C-Suite voices tell about adoption of remote technologies.
More patients and doctors are linking up virtually in the inpatient setting than ever before — and at an accelerating pace, according to two new surveys of C-suite and executive voices.
The outpatient setting, however, is not moving as fast, according to the findings compiled by Definitive Healthcare, a Massachusetts-based data and intelligence firm.
Some 85% of those polled reported adoption of inpatient telehealth use, including two-way video or webcam, as well as text messages for population management, and remote patient monitoring through clinical-grade devices, according to the Definitive reports.
That number is a sharp spike upward from the first such survey, in 2014, which placed the number at just 54%, they added.

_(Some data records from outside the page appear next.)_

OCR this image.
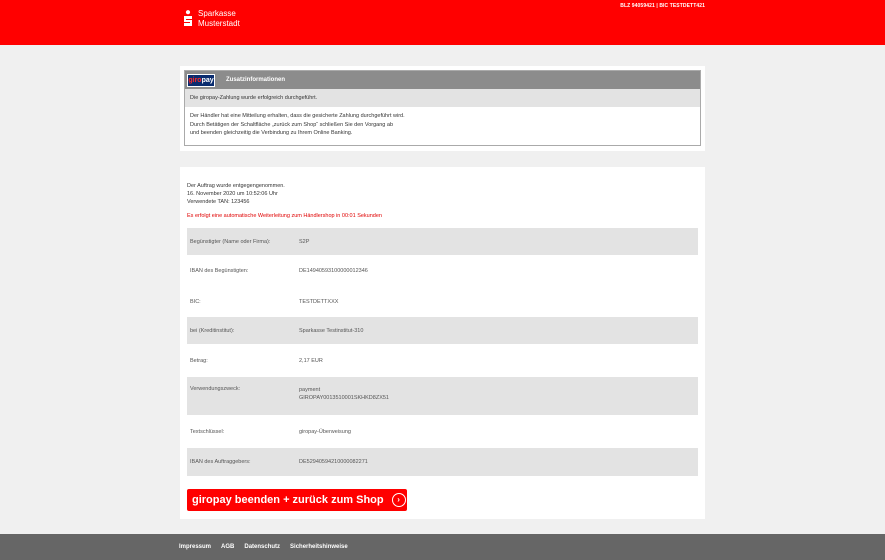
Sparkasse
Musterstadt
BLZ 94059421 | BIC TESTDETT421
giro pay Zusatzinformationen
Die giropay-Zahlung wurde erfolgreich durchgeführt.
Der Händler hat eine Mitteilung erhalten, dass die gesicherte Zahlung durchgeführt wird.
Durch Betätigen der Schaltfläche „zurück zum Shop“ schließen Sie den Vorgang ab
und beenden gleichzeitig die Verbindung zu Ihrem Online Banking.
Der Auftrag wurde entgegengenommen.
16. November 2020 um 10:52:06 Uhr
Verwendete TAN: 123456
Es erfolgt eine automatische Weiterleitung zum Händlershop in 00:01 Sekunden
Begünstigter (Name oder Firma):	S2P
IBAN des Begünstigten:	DE14940593100000012346
BIC:	TESTDETTXXX
bei (Kreditinstitut):	Sparkasse Testinstitut-310
Betrag:	2,17 EUR
Verwendungszweck:	payment
GIROPAY0013510001SKHKD8ZX51
Textschlüssel:	giropay-Überweisung
IBAN des Auftraggebers:	DE52940594210000082271
giropay beenden + zurück zum Shop	›
Impressum AGB Datenschutz Sicherheitshinweise
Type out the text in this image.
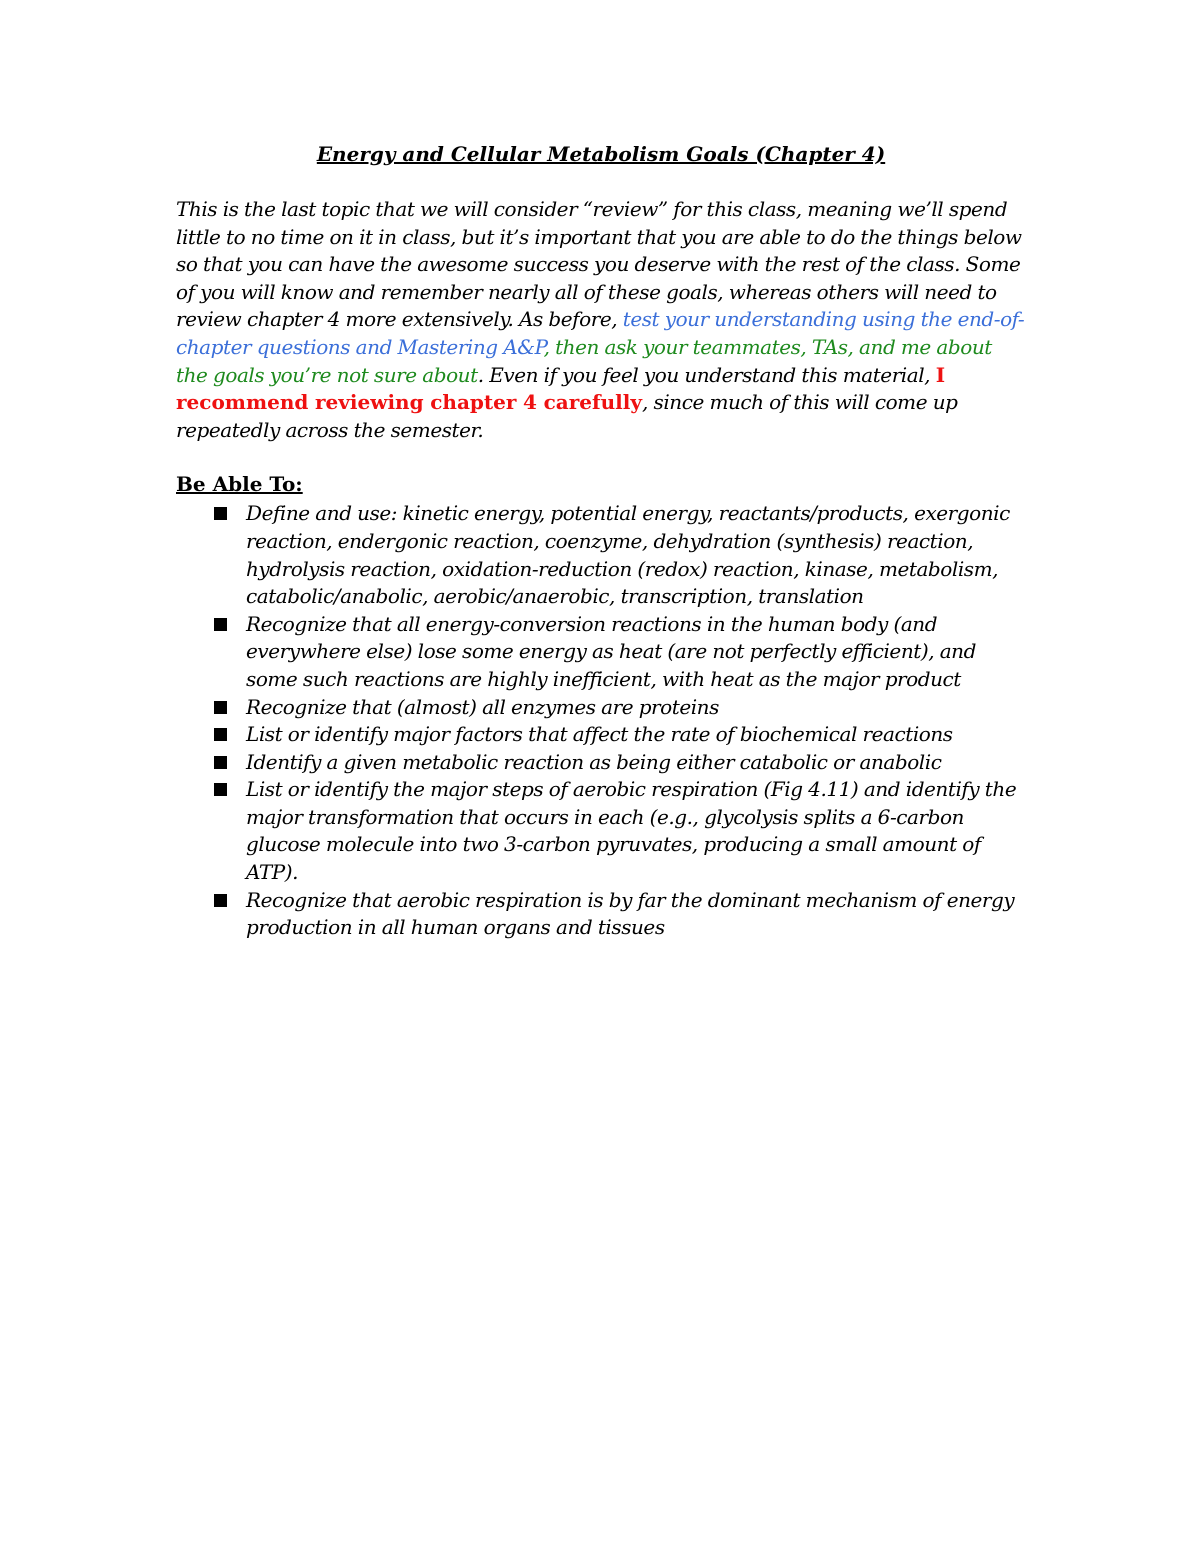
Energy and Cellular Metabolism Goals (Chapter 4)

This is the last topic that we will consider “review” for this class, meaning we’ll spend little to no time on it in class, but it’s important that you are able to do the things below so that you can have the awesome success you deserve with the rest of the class. Some of you will know and remember nearly all of these goals, whereas others will need to review chapter 4 more extensively. As before, test your understanding using the end-of-chapter questions and Mastering A&P, then ask your teammates, TAs, and me about the goals you’re not sure about. Even if you feel you understand this material, I recommend reviewing chapter 4 carefully, since much of this will come up repeatedly across the semester.

Be Able To:
Define and use: kinetic energy, potential energy, reactants/products, exergonic reaction, endergonic reaction, coenzyme, dehydration (synthesis) reaction, hydrolysis reaction, oxidation-reduction (redox) reaction, kinase, metabolism, catabolic/anabolic, aerobic/anaerobic, transcription, translation
Recognize that all energy-conversion reactions in the human body (and everywhere else) lose some energy as heat (are not perfectly efficient), and some such reactions are highly inefficient, with heat as the major product
Recognize that (almost) all enzymes are proteins
List or identify major factors that affect the rate of biochemical reactions
Identify a given metabolic reaction as being either catabolic or anabolic
List or identify the major steps of aerobic respiration (Fig 4.11) and identify the major transformation that occurs in each (e.g., glycolysis splits a 6-carbon glucose molecule into two 3-carbon pyruvates, producing a small amount of ATP).
Recognize that aerobic respiration is by far the dominant mechanism of energy production in all human organs and tissues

“Whether urban or rural hospital, academic medical center or critical access facility, organizations are finding new and creative ways trough telehealth to fill gaps in patient care, increase care access and provide additional services to patient populations outside the walls of their hospital,” said Kate Shamsuddin, the senior vice president of strategy at Definitive.
The results were compiled from 175 respondents who were classified as C-suite, directors or vice president of IT, or who were departments directors or in some other named capacity of leadership, according to the findings.

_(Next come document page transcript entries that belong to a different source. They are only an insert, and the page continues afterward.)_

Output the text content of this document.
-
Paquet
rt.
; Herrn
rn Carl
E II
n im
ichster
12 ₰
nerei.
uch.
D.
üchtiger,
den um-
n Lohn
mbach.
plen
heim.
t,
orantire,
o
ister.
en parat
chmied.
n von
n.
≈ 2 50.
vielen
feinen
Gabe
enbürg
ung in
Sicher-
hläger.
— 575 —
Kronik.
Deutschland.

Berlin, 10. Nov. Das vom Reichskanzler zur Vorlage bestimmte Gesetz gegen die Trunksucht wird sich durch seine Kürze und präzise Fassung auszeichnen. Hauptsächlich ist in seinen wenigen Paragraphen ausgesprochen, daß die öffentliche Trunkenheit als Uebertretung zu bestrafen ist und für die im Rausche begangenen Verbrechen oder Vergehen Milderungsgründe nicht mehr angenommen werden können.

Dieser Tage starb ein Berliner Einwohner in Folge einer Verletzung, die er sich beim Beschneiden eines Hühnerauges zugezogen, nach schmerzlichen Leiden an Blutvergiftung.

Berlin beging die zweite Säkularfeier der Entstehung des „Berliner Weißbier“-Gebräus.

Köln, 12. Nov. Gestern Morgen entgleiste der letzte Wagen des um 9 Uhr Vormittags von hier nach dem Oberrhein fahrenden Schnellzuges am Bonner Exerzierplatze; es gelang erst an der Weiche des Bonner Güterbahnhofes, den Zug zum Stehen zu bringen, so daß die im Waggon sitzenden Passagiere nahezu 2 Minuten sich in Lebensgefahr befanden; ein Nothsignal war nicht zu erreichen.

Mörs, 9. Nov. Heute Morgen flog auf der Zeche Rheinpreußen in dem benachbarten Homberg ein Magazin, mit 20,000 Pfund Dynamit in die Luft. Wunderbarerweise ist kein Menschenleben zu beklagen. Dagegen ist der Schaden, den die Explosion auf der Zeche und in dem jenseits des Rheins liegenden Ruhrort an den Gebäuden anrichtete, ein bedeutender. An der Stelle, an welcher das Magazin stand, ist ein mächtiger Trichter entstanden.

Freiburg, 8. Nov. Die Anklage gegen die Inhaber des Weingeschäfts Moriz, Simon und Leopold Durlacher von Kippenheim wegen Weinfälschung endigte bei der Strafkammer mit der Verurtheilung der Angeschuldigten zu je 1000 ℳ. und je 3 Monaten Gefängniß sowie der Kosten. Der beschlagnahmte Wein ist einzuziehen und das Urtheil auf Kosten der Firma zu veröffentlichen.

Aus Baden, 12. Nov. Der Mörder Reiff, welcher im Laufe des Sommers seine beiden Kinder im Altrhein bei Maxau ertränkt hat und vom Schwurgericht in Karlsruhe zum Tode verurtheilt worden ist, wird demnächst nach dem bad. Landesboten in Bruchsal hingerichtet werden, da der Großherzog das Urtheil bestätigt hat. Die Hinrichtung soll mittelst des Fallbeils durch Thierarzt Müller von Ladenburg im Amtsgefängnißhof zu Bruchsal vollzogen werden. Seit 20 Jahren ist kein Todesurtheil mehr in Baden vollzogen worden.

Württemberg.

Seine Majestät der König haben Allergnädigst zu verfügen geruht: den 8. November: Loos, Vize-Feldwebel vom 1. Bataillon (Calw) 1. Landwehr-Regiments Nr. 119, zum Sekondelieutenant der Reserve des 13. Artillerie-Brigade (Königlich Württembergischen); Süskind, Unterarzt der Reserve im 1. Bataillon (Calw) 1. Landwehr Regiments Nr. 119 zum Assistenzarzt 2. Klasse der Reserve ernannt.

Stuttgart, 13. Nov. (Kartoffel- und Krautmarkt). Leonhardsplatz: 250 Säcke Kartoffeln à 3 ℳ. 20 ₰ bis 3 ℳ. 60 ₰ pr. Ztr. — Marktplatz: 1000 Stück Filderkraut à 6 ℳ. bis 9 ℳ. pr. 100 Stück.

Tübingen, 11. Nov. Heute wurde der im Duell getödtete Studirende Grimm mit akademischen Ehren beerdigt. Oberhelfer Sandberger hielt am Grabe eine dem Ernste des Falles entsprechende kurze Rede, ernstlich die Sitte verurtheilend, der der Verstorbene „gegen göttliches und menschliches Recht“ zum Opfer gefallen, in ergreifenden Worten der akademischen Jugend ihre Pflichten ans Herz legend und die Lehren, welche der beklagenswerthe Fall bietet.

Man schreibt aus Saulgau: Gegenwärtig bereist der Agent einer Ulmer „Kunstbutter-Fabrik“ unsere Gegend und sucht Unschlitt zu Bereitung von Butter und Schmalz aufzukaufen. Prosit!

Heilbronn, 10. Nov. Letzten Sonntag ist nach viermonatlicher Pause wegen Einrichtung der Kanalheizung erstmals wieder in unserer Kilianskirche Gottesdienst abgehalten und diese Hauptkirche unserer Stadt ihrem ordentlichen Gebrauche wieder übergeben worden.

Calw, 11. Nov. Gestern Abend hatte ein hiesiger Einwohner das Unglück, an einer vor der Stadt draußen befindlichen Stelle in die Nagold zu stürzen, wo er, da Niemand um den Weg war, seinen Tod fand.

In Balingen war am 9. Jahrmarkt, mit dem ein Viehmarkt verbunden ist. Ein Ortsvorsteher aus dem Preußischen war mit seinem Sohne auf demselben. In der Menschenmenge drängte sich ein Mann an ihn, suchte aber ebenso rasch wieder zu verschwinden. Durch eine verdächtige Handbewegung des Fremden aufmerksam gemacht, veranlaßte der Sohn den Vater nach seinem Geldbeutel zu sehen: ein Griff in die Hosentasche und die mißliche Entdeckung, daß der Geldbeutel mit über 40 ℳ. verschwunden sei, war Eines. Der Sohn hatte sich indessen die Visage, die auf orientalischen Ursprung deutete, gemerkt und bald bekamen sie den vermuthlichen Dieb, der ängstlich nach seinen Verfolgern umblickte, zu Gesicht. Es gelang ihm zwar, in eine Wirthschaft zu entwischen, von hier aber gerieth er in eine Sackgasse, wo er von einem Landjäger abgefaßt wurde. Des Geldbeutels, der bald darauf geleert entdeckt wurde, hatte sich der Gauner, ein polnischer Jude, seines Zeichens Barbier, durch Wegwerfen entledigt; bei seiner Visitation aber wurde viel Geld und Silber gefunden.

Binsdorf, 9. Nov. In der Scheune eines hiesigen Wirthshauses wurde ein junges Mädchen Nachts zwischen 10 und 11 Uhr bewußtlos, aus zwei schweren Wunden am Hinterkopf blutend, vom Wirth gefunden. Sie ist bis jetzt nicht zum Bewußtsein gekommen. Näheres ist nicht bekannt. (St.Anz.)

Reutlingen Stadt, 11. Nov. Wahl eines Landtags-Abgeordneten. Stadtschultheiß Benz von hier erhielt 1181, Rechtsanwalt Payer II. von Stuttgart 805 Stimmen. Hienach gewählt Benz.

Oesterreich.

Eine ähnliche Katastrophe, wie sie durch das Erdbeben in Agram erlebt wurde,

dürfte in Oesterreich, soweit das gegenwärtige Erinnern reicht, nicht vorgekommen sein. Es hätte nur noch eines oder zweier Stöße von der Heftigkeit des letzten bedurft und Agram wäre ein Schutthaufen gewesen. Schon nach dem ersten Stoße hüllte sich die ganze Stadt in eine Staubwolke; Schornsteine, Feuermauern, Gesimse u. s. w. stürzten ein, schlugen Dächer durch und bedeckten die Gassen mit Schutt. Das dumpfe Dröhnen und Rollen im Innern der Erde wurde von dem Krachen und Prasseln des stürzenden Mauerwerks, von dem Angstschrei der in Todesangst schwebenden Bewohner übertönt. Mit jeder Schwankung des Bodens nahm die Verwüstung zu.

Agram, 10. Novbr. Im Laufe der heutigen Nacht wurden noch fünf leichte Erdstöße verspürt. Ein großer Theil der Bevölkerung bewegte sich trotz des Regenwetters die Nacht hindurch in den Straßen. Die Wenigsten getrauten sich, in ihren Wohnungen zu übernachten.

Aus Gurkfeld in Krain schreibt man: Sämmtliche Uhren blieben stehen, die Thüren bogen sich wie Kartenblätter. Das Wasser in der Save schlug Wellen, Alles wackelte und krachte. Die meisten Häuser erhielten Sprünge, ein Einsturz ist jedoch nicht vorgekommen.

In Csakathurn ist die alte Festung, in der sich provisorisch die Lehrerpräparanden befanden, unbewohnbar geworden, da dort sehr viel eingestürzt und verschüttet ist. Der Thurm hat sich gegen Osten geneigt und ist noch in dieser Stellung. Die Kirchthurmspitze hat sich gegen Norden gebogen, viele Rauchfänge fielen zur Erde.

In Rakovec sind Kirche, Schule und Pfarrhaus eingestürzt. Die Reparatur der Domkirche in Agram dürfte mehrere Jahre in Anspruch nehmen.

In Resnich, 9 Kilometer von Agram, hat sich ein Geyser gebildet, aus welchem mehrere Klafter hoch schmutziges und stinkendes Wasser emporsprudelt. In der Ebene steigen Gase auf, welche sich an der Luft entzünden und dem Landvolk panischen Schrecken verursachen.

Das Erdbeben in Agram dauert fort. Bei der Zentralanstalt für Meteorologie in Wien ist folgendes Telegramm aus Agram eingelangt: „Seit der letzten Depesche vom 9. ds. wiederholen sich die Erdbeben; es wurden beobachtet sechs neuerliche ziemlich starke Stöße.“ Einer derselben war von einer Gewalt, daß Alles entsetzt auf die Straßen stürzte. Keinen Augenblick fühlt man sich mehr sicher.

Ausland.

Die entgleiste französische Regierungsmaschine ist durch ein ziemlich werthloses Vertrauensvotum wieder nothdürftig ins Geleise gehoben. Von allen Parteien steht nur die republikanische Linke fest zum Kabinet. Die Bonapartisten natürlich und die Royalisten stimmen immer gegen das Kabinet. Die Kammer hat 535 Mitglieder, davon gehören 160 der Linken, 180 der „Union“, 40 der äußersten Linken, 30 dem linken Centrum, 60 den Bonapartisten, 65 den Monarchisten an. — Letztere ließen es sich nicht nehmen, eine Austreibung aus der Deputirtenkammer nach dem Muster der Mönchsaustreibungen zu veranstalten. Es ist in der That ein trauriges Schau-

The most common usages of telehealth reported were: two-way video or webcam from physician to patient using desktop or a mobile device (70%) image sharing technology (54.7%); two-way video from physician to physician (48.7%); email (36.7%); and video conferencing (30%). Also reported were mobile applications to concierge services for virtual visits and consultations, remote patient monitoring with clinical-grade devices, medication management technology, and remote patient monitoring through consumer devices.
The vendors are split relatively evenly (8%) between InTouch Health, Polycom, Cisco Systems, Nighthawk Radiology Services, and VRad, according to the findings.

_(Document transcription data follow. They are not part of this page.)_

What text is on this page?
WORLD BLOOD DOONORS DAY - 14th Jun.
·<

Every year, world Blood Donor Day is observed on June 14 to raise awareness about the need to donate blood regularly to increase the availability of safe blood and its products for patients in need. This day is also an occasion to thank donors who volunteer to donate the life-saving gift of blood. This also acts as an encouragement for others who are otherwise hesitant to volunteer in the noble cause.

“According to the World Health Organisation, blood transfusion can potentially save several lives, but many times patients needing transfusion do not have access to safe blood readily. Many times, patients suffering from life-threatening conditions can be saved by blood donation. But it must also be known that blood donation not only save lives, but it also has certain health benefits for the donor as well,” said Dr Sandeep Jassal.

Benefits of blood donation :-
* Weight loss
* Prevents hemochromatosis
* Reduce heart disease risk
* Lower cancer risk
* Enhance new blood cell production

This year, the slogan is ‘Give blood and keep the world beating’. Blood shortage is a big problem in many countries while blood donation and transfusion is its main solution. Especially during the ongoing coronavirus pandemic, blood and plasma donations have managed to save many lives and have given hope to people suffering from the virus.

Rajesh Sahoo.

The highest reported inpatient adoption rates are found in Minnesota, South Dakota and Utah. The lowest rates were found in the Northeast, Southeast, and Southwest regions.
What’s more, telehealth planning continues to grow. Some 90% of future investment plans are targeted for the next 12 to 18 months, according to those executives surveyed.
The outpatient adoption remains “relatively flat,” at a rate of approximately 44% from 2018 to 2019, according to Definitive. (The hospital-owned practices have a higher adoption rate, at 55%, as compared with the non-hospital-owned practices, at 37%).
The trend bodes well for filling in health gaps, Definitive concluded.
“With healthcare moving from fee-for-service to value-based care and with the increased focus on population health, patient engagement and more personalized care delivery, telehealth solutions and services can help bridge numerous gaps that exist in the current healthcare landscape,” said Jason Krantz, the Definitive CEO.